When One Family Member Comes Out, the Whole Family Goes on a Journey
LABA fellow Yochai Greenfeld will be performing at LABAlive, Saturday, 2/2, 7.30pm at the Theater at the 14th Street Y. (Buy your ticket now!) Below, Greenfeld writes about his life as a performer and creating his Jewish mother character, Abbi Gezunt.
I was born and raised in Jerusalem. All through high school, I trained in gymnastics, acting, dancing and singing. I loved performing, but I never thought about it as a career.
After high school I studied for two years at Yeshivat Ma’ale Gilboa, a Modern orthodox yeshiva in northern Israel. Following that, I served an intelligence officer in the IDF. It wasn’t anything too exciting, but it was paving my way towards a career in the roaring Israeli hi-tech world.
After five years of service, my wise commander told me that even though my potential in the tech industry was as promising as my artistic potential, the latter was bound to make me happier. With his blessing I left the army at twenty-five and went to study at a dance academy. Eventually, I got a contract with a dance company, and I did musical theater in Tel Aviv.
About two years ago I moved to New York City to pursue my career here.
About My LABA Project
Since our theme this year is life and death, I thought I’d bring up the issue of families who sit shivah for a relative who went off the derekh, meaning left the traditional path. I’d been working with this character Abbi Gezunt, a Jewish mother, in a more improvisational context, and I thought it would be interesting to explore these ideas through her, so I’m working on a monologue for that character.
Abbi is a frum (religious) Jewish mother whose son has come out as gay. She goes through what many parents do when their children come out, which is mourning the loss of the dreams she had for her son’s life. She’s torn between sympathizing with her child, and fearing the social implications that his sexuality might have on the entire family.
In the draft I’m working on, she recalls sitting shivah for children who go off the derekh, and gets deep into how that works halakhically, the technicality of mourning for someone who is actually still alive. She discusses why this kind of symbolic disowning might actually be a good solution since her son’s sexuality is threatening the family name, and might directly harm her daughter’s shidduch (match).
I learned once that when one family member comes out, the whole family goes through a journey, because it makes them ask themselves about the components that make up their own identities.
I’m hoping that discussing this as an Orthodox mother who eventually chooses not to sit shivah will convey the message that accepting your gay children doesn’t have to come between you and your faith.
This isn’t my story. Abbi is nothing like my mother, and my family’s faith, as my own, were never threatened by my sexuality.

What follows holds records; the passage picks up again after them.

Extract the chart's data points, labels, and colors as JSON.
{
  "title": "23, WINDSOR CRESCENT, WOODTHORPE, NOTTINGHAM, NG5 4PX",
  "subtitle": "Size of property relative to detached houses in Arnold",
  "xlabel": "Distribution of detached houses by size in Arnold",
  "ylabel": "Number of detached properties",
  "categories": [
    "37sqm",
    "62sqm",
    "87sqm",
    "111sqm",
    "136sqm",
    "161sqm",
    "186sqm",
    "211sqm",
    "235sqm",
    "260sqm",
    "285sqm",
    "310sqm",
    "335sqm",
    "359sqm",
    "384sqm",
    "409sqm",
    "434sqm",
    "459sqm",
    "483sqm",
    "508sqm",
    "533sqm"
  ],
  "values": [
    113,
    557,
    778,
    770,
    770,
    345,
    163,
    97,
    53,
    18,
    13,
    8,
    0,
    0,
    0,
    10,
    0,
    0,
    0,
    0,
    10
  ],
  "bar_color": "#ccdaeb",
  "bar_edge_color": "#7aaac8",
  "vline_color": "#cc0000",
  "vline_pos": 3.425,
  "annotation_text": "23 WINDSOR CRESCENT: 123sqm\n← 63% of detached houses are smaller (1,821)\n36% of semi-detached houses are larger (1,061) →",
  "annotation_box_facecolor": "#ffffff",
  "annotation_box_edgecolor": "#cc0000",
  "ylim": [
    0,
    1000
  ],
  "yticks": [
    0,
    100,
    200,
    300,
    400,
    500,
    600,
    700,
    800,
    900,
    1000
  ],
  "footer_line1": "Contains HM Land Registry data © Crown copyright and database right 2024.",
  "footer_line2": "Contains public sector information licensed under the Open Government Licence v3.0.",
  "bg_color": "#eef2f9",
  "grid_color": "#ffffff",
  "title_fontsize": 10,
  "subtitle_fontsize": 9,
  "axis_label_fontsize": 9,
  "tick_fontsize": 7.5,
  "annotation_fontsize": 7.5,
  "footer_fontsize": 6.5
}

I feel that portraying such a mother, and doing it as comedy, can inspire parents who are dealing with their childrens’ coming out, or at least help them take things a little less seriously.
About Abbi Gezunt
She’s a character I’ve been giving a voice to for years. I made her up during officer training in 2008. I had a running buddy, and Abbi was his imaginary dominating Jewish mother. I used to tease this friend in her voice and boss him around with it, and all my friends and commanders loved her.
Being Abbi is more female impersonation than drag, in my opinion. She’s not necessarily larger-than-life in terms of appearance, and she’s not about selling the cross-gender body illusion—she’s a religious woman, and this is important to me. It’s a voice that does not get heard usually, and can be just as sassy, sexy and invigorating as any drag queen.
I want to send a message that sexuality and gender fluidity belong to everyone: religious, secular and in between. While it may be associated with academic and liberal discourse, I love showing a religious woman coming to terms with herself as a sexual being and even a sexy person in her own way. There’s so much more to being sexy than just short skirts and a cleavage. Now imagine all these messages coming from a man in a wig.